Thanks Jeremy, that makes sense, so I went back and read more text samples, since I recalled seeing some where the source was mentioned. There’s no field for the article source, and the model only sees the article text, so I looked for the news source (or something related) showing up in the text. Turns out there aren’t many of those - maybe 5%. Most are “clean” in not having any markers that I could see.
But I looked deeper into the dataset heritage and it was (in my opinion) a bit flawed, partly because it was labelled based on the article source (website) and not on the actual content. McIntire used a Kaggle fake news dataset (https://www.kaggle.com/mrisdal/fake-news) from 2016 for his ‘fake’ records and AllSides (https://www.allsides.com/unbiased-balanced-news) to scrape articles for ‘real’ records. The Kaggle ds was in turn based on a Chrome add-in, BS Detector (https://bsdetector.tech/) which in turn was based on classification of online sources by OpenSources (http://www.opensources.co/) which actually has 12 classes.
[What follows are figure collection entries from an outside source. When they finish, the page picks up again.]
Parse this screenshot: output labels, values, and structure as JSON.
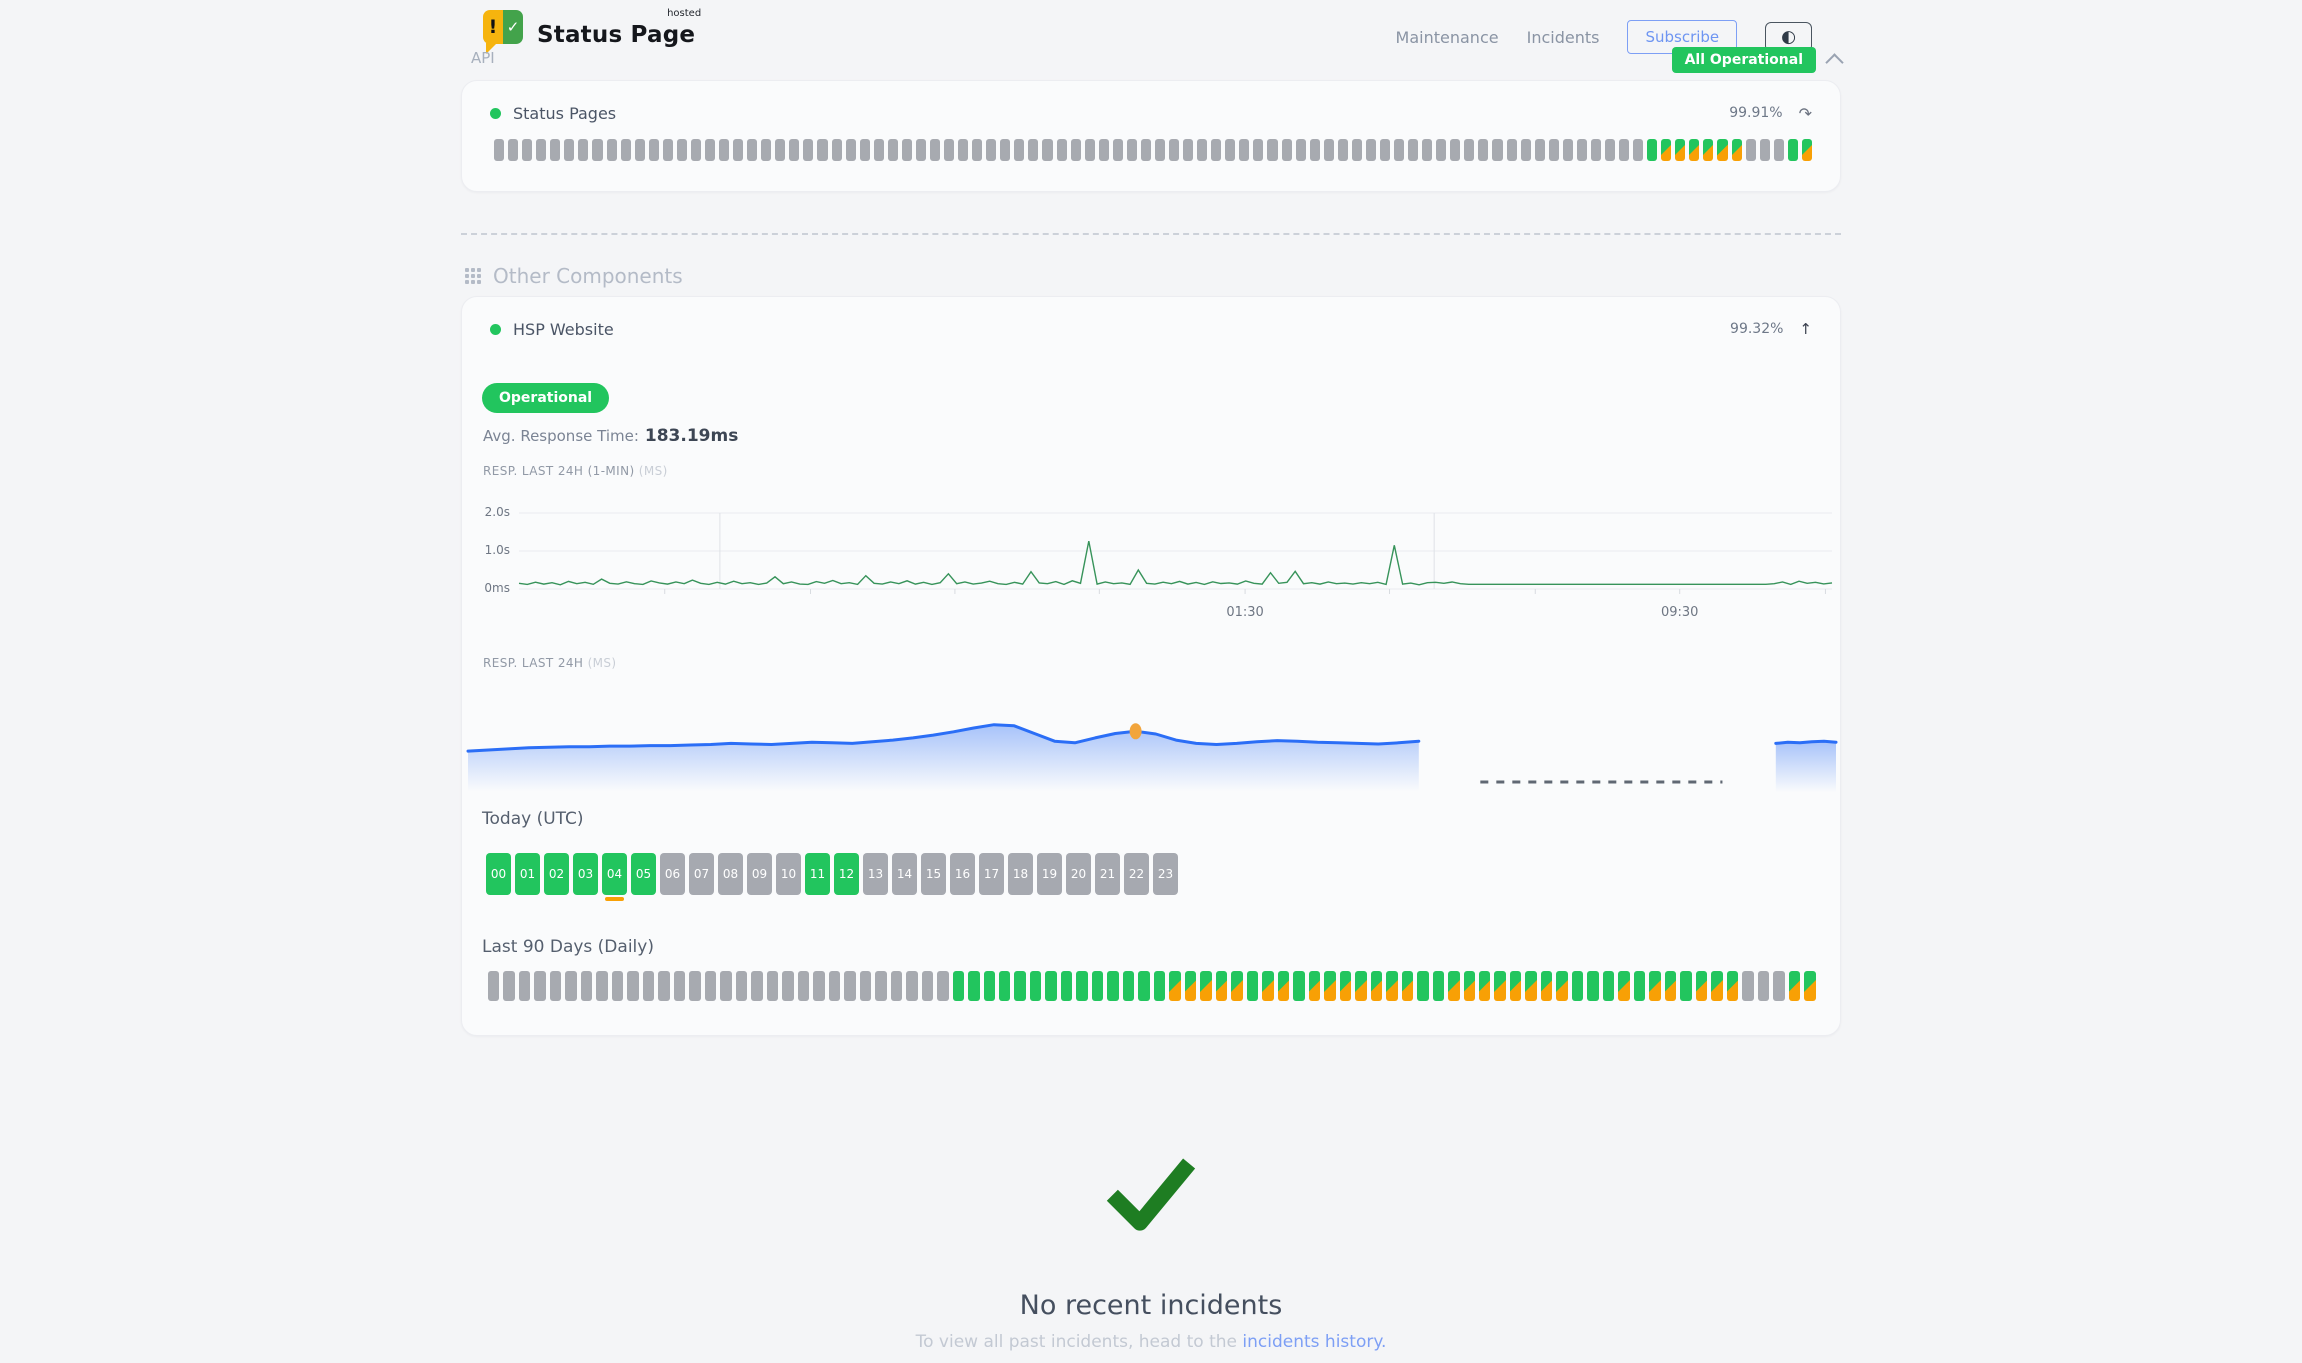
{
  "colors": {
    "green": "#22c55e",
    "orange": "#f8a005",
    "gray_bar": "#a7aab0",
    "blue_line": "#2b6ef6",
    "link_blue": "#7d9ff5",
    "check_green": "#1e7d22",
    "chart1_line": "#37935a"
  },
  "icons": {
    "logo_exclaim": "!",
    "logo_check": "✓",
    "contrast": "◐",
    "history_arrow": "↷",
    "trend_up": "↑"
  },
  "header": {
    "hosted": "hosted",
    "brand": "Status Page",
    "nav_maintenance": "Maintenance",
    "nav_incidents": "Incidents",
    "subscribe": "Subscribe",
    "badge": "All Operational"
  },
  "api_section": {
    "title": "API",
    "component_name": "Status Pages",
    "uptime": "99.91%",
    "bars": "eeeeeeeeeeeeeeeeeeeeeeeeeeeeeeeeeeeeeeeeeeeeeeeeeeeeeeeeeeeeeeeeeeeeeeeeeeeeeeeeeegppppppeeegp"
  },
  "other_section": {
    "title": "Other Components",
    "component_name": "HSP Website",
    "uptime": "99.32%",
    "status_label": "Operational",
    "avg_label": "Avg. Response Time:",
    "avg_value": "183.19ms"
  },
  "chart_data": [
    {
      "type": "line",
      "label": "RESP. LAST 24H (1-MIN)",
      "unit": "(MS)",
      "ylim": [
        0,
        2200
      ],
      "y_ticks": [
        {
          "v": 2000,
          "label": "2.0s"
        },
        {
          "v": 1000,
          "label": "1.0s"
        },
        {
          "v": 0,
          "label": "0ms"
        }
      ],
      "x_ticks": [
        {
          "f": 0.111
        },
        {
          "f": 0.222
        },
        {
          "f": 0.332
        },
        {
          "f": 0.442
        },
        {
          "f": 0.553,
          "label": "01:30"
        },
        {
          "f": 0.663
        },
        {
          "f": 0.774
        },
        {
          "f": 0.884,
          "label": "09:30"
        },
        {
          "f": 0.995
        }
      ],
      "vlines": [
        0.153,
        0.697
      ],
      "values_ms": [
        150,
        120,
        180,
        130,
        165,
        110,
        200,
        140,
        175,
        125,
        260,
        150,
        130,
        190,
        140,
        120,
        210,
        160,
        130,
        185,
        140,
        235,
        150,
        120,
        175,
        130,
        205,
        140,
        165,
        120,
        155,
        320,
        140,
        185,
        130,
        120,
        195,
        150,
        225,
        140,
        165,
        120,
        350,
        150,
        130,
        185,
        140,
        215,
        130,
        175,
        120,
        165,
        400,
        140,
        185,
        130,
        155,
        205,
        140,
        120,
        175,
        130,
        455,
        160,
        140,
        195,
        120,
        215,
        150,
        1260,
        130,
        185,
        140,
        160,
        125,
        500,
        150,
        130,
        180,
        140,
        200,
        130,
        170,
        120,
        190,
        145,
        160,
        130,
        210,
        150,
        130,
        425,
        150,
        175,
        465,
        140,
        165,
        130,
        185,
        140,
        155,
        130,
        165,
        140,
        175,
        120,
        1150,
        130,
        155,
        110,
        165,
        175,
        150,
        185,
        140,
        125,
        125,
        125,
        125,
        125,
        125,
        125,
        125,
        125,
        125,
        125,
        125,
        125,
        125,
        125,
        125,
        125,
        125,
        125,
        125,
        125,
        125,
        125,
        125,
        125,
        125,
        125,
        125,
        125,
        125,
        125,
        125,
        125,
        125,
        125,
        125,
        125,
        140,
        185,
        120,
        205,
        150,
        175,
        135,
        160
      ]
    },
    {
      "type": "area",
      "label": "RESP. LAST 24H",
      "unit": "(MS)",
      "segments": [
        {
          "start_f": 0.0,
          "end_f": 0.695,
          "values_ms": [
            168,
            170,
            172,
            174,
            175,
            176,
            176,
            177,
            177,
            178,
            178,
            179,
            180,
            182,
            181,
            180,
            182,
            184,
            183,
            182,
            185,
            188,
            192,
            197,
            203,
            210,
            216,
            214,
            200,
            186,
            183,
            192,
            200,
            204,
            199,
            188,
            182,
            180,
            182,
            185,
            187,
            186,
            184,
            183,
            182,
            181,
            183,
            186
          ]
        },
        {
          "start_f": 0.956,
          "end_f": 1.0,
          "values_ms": [
            182,
            184,
            183,
            185,
            186,
            184
          ]
        }
      ],
      "marker": {
        "segment": 0,
        "index": 33
      },
      "gap_dash": {
        "from_f": 0.74,
        "to_f": 0.917
      }
    }
  ],
  "today": {
    "title": "Today (UTC)",
    "hours": [
      {
        "h": "00",
        "s": "up"
      },
      {
        "h": "01",
        "s": "up"
      },
      {
        "h": "02",
        "s": "up"
      },
      {
        "h": "03",
        "s": "up"
      },
      {
        "h": "04",
        "s": "up",
        "marker": true
      },
      {
        "h": "05",
        "s": "up"
      },
      {
        "h": "06",
        "s": "e"
      },
      {
        "h": "07",
        "s": "e"
      },
      {
        "h": "08",
        "s": "e"
      },
      {
        "h": "09",
        "s": "e"
      },
      {
        "h": "10",
        "s": "e"
      },
      {
        "h": "11",
        "s": "up"
      },
      {
        "h": "12",
        "s": "up"
      },
      {
        "h": "13",
        "s": "e"
      },
      {
        "h": "14",
        "s": "e"
      },
      {
        "h": "15",
        "s": "e"
      },
      {
        "h": "16",
        "s": "e"
      },
      {
        "h": "17",
        "s": "e"
      },
      {
        "h": "18",
        "s": "e"
      },
      {
        "h": "19",
        "s": "e"
      },
      {
        "h": "20",
        "s": "e"
      },
      {
        "h": "21",
        "s": "e"
      },
      {
        "h": "22",
        "s": "e"
      },
      {
        "h": "23",
        "s": "e"
      }
    ]
  },
  "last90": {
    "title": "Last 90 Days (Daily)",
    "bars": "eeeeeeeeeeeeeeeeeeeeeeeeeeeeeeggggggggggggggpppppgppgpppppppggppppppppgggpgppgpppeeepp"
  },
  "incidents": {
    "title": "No recent incidents",
    "subtitle": "To view all past incidents, head to the ",
    "link": "incidents history."
  }
}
The Kaggle ds used the most ‘fake’ websites to collect articles with 8 classes, and McIntire simplified the labelling into just FAKE, which I think is a bit misleading (e.g., that includes the ones labeled ‘satire’).
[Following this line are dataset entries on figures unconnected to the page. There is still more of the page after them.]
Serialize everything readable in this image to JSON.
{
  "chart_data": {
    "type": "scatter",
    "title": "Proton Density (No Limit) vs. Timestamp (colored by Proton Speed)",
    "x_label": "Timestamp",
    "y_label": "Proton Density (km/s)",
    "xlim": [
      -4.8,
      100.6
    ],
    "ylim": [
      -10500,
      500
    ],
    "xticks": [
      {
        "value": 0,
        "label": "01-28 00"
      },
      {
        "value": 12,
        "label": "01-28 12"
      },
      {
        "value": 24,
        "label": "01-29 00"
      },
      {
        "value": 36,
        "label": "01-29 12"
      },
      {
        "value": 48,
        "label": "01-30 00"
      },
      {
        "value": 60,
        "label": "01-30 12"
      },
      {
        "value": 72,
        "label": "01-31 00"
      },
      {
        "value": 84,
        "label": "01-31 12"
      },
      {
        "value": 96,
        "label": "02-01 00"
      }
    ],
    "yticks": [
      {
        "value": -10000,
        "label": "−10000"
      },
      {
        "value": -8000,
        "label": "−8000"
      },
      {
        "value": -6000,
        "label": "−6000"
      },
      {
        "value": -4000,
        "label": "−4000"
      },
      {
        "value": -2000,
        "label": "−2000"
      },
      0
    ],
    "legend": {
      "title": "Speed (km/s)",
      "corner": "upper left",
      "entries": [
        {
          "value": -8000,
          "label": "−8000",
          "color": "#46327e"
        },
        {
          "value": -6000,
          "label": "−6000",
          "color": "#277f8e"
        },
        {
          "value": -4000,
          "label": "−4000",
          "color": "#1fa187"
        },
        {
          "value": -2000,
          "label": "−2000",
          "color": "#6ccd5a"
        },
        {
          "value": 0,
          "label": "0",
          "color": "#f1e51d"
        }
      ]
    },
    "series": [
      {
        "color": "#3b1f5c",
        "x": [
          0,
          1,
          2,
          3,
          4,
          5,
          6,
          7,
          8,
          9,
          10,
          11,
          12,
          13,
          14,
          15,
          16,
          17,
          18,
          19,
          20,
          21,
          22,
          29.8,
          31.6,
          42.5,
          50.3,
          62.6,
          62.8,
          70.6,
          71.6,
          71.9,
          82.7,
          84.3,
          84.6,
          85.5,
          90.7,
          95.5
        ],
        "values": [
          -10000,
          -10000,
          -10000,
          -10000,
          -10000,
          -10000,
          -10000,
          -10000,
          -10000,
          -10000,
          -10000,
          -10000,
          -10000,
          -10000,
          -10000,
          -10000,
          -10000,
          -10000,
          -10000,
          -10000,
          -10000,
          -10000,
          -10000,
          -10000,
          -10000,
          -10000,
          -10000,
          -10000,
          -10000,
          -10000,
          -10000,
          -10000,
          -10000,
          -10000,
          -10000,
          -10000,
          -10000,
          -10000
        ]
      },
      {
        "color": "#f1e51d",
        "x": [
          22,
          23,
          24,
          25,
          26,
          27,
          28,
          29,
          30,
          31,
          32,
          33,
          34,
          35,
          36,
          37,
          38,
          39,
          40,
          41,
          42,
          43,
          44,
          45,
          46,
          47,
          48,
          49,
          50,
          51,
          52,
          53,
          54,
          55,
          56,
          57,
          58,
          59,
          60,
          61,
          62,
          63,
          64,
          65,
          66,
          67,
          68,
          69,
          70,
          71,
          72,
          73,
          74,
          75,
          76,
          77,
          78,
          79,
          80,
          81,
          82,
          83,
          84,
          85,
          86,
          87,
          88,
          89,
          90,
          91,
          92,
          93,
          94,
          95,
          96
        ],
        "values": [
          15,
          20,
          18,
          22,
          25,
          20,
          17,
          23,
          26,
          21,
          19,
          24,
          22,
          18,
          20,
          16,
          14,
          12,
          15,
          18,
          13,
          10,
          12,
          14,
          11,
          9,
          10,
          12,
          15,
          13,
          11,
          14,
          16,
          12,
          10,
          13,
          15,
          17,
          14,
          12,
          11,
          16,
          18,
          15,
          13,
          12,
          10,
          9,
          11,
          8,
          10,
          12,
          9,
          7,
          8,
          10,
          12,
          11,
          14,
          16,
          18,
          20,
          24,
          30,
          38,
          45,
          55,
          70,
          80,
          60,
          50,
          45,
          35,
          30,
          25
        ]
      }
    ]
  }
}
I think it’s misleading to judge that an article is fake strictly because of its source, and reading some ds samples bears that out: there are quite a few records where the article content seemed fine to me (and I’m pretty skeptical in general) but it was classified as fake.
But all that said, it still looks to me like the model works amazingly well at classifying McIntire’s dataset. Because I consider the labeling to be biased and too simplistic, I don’t think this should be used for a real-world application, but it was a good learning experience, and I’m planning to move on to trying the full Kaggle ds. But I would appreciate any other feedback or suggestions!